You have to talk to physicians and patients in the early stages of your research, not at the very end. The day you start thinking about a project is the day you have to talk to them. Ask questions, and start with advocacy groups. There are many of them, and they exist to provide education about the disease you are researching. Find the ones that really are well-organized to provide information in a way that you can use. Sometimes, they have statistics that help you understand the disease or they’ve done their own research.

We learned that the groups are very responsive to input, and they can help get information for you—you don’t have to do it all yourself. They can be a partner, and you can learn what they need. If someone who is not in the industry is wondering how they can get the scientific community interested in their medical problem, the Cystic Fibrosis Foundation has a good playbook for that.

Vertex Pharmaceuticals’ San Diego site

As a founding member of Generation STEAM’s San Diego Festival of Science & Engineering, you generously provided the nonprofit with a portion of your winnings from the Shaw Prize. Giving back is clearly a value that is important to you—what role does that play in your career and life?

Giving back is important to me because I feel that much has been given to me. I believe that generosity needs to be passed on to stay alive.
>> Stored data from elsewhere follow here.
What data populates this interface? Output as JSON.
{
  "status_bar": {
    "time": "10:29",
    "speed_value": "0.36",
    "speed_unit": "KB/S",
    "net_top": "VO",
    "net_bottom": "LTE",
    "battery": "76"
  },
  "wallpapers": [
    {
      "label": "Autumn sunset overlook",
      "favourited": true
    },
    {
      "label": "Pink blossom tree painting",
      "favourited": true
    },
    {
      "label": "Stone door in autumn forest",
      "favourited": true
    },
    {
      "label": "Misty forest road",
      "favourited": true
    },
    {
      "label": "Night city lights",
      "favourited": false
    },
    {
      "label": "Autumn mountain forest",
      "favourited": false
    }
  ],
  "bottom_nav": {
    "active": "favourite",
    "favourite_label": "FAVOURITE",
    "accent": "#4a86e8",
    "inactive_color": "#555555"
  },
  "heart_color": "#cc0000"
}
It was a privilege to be able to donate my portion of the Shaw Prize to several worthy causes, including Generation STEAM. Being involved with the San Diego Festival of Science & Engineering since its inauguration taught me first-hand that as professional scientists, we can do more to share what we do. We owe it to our kids to help them see that they can be the innovators of the future. I’m really looking forward to attending this year’s Festival at Petco Park in March.
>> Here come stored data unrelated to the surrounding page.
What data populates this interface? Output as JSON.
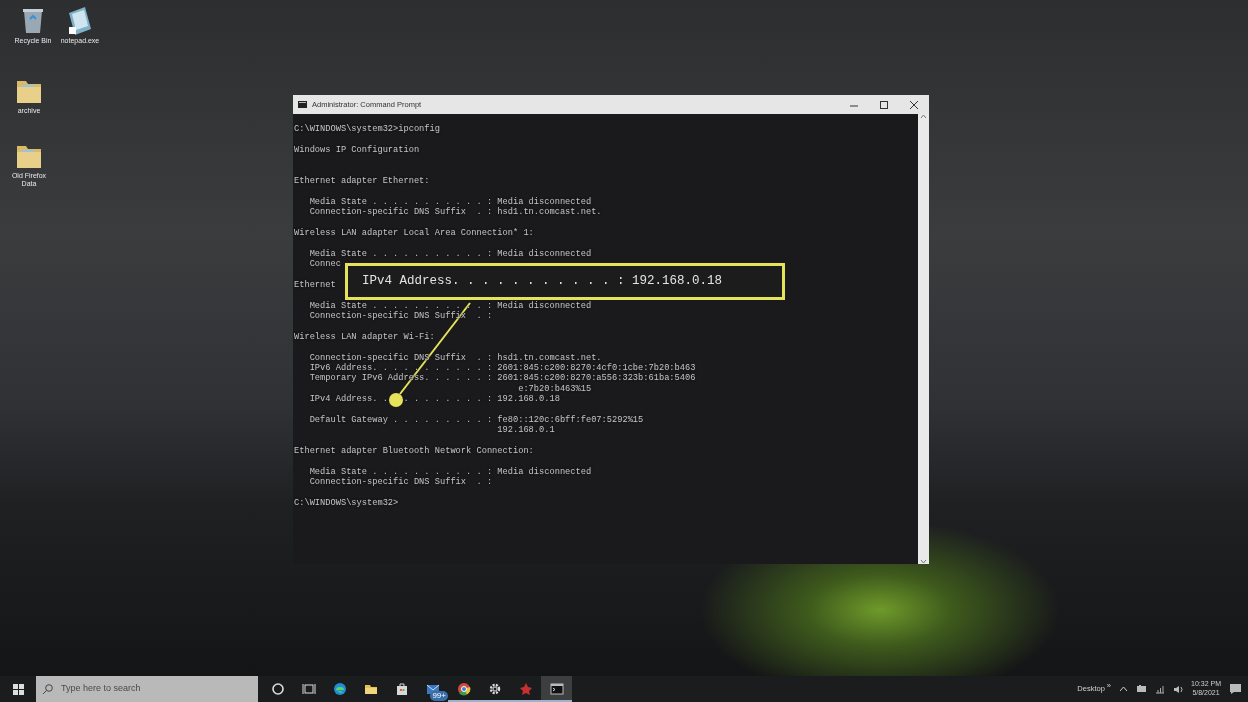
{
  "desktop_icons": [
    {
      "label": "Recycle Bin",
      "kind": "recycle"
    },
    {
      "label": "notepad.exe",
      "kind": "notepad"
    },
    {
      "label": "archive",
      "kind": "folder"
    },
    {
      "label": "Old Firefox Data",
      "kind": "folder"
    }
  ],
  "window": {
    "title": "Administrator: Command Prompt",
    "console_lines": [
      {
        "kind": "text",
        "text": "C:\\WINDOWS\\system32>ipconfig"
      },
      {
        "kind": "blank"
      },
      {
        "kind": "text",
        "text": "Windows IP Configuration"
      },
      {
        "kind": "blank"
      },
      {
        "kind": "blank"
      },
      {
        "kind": "text",
        "text": "Ethernet adapter Ethernet:"
      },
      {
        "kind": "blank"
      },
      {
        "kind": "text",
        "text": "   Media State . . . . . . . . . . . : Media disconnected"
      },
      {
        "kind": "text",
        "text": "   Connection-specific DNS Suffix  . : hsd1.tn.comcast.net."
      },
      {
        "kind": "blank"
      },
      {
        "kind": "text",
        "text": "Wireless LAN adapter Local Area Connection* 1:"
      },
      {
        "kind": "blank"
      },
      {
        "kind": "text",
        "text": "   Media State . . . . . . . . . . . : Media disconnected"
      },
      {
        "kind": "text",
        "text": "   Connec"
      },
      {
        "kind": "blank"
      },
      {
        "kind": "text",
        "text": "Ethernet"
      },
      {
        "kind": "blank"
      },
      {
        "kind": "text",
        "text": "   Media State . . . . . . . . . . . : Media disconnected"
      },
      {
        "kind": "text",
        "text": "   Connection-specific DNS Suffix  . :"
      },
      {
        "kind": "blank"
      },
      {
        "kind": "text",
        "text": "Wireless LAN adapter Wi-Fi:"
      },
      {
        "kind": "blank"
      },
      {
        "kind": "text",
        "text": "   Connection-specific DNS Suffix  . : hsd1.tn.comcast.net."
      },
      {
        "kind": "text",
        "text": "   IPv6 Address. . . . . . . . . . . : 2601:845:c200:8270:4cf0:1cbe:7b20:b463"
      },
      {
        "kind": "text",
        "text": "   Temporary IPv6 Address. . . . . . : 2601:845:c200:8270:a556:323b:61ba:5406"
      },
      {
        "kind": "text",
        "text": "                                           e:7b20:b463%15"
      },
      {
        "kind": "split",
        "parts": [
          "   IPv4 Address. .",
          ". . . . . . . . : 192.168.0.18"
        ]
      },
      {
        "kind": "blank"
      },
      {
        "kind": "text",
        "text": "   Default Gateway . . . . . . . . . : fe80::120c:6bff:fe07:5292%15"
      },
      {
        "kind": "text",
        "text": "                                       192.168.0.1"
      },
      {
        "kind": "blank"
      },
      {
        "kind": "text",
        "text": "Ethernet adapter Bluetooth Network Connection:"
      },
      {
        "kind": "blank"
      },
      {
        "kind": "text",
        "text": "   Media State . . . . . . . . . . . : Media disconnected"
      },
      {
        "kind": "text",
        "text": "   Connection-specific DNS Suffix  . :"
      },
      {
        "kind": "blank"
      },
      {
        "kind": "text",
        "text": "C:\\WINDOWS\\system32>"
      }
    ],
    "callout": {
      "text": "IPv4 Address. . . . . . . . . . . : 192.168.0.18"
    }
  },
  "taskbar": {
    "search": {
      "placeholder": "Type here to search"
    },
    "buttons": [
      {
        "kind": "cortana",
        "running": false,
        "active": false
      },
      {
        "kind": "taskview",
        "running": false,
        "active": false
      },
      {
        "kind": "edge",
        "running": false,
        "active": false
      },
      {
        "kind": "explorer",
        "running": false,
        "active": false
      },
      {
        "kind": "store",
        "running": false,
        "active": false
      },
      {
        "kind": "mail",
        "badge": "99+",
        "running": false,
        "active": false
      },
      {
        "kind": "chrome",
        "running": true,
        "active": false
      },
      {
        "kind": "settings",
        "running": true,
        "active": false
      },
      {
        "kind": "redapp",
        "running": true,
        "active": false
      },
      {
        "kind": "cmd",
        "running": true,
        "active": true
      }
    ],
    "tray": {
      "toolbar_label": "Desktop",
      "toolbar_more": "»",
      "time": "10:32 PM",
      "date": "5/8/2021"
    }
  }
}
What has changed for you since winning the Shaw Prize?

As a result of the award, I have opportunities to share the story as an example of the exciting, impactful science we do in the pharmaceutical and biotechnology fields. Hopefully, I can help inspire others to achieve similar or even better results.

What is your biggest challenge right now?

I’m focused now on advancing new non-opioid medicines to treat acute and chronic pain. I’m excited to apply some of the lessons I learned in CF to a different medical problem.

Lastly, what advice do you have for up-and-coming scientists?

My advice would be to try to work on an important problem that you care about and commit yourself fully to solving that problem. It’s often the most difficult challenges that are the most worth addressing. If you’re going to go after something difficult, or something that has never been done—and could be considered ‘impossible’—consider whether it is an important enough problem to try to break through that perception. Separate what is unprecedented from what is impossible—do your research. It might truly be impossible, but it could just be unprecedented and possible.

It’s not just about science and medicine, it’s about people, and how we can bring both science and the humanistic aspect together and the synergies that occur when you do that. I learned about CFTR from textbooks and scientific papers, but I learned about cystic fibrosis from patients. They taught me what it was like to live with it.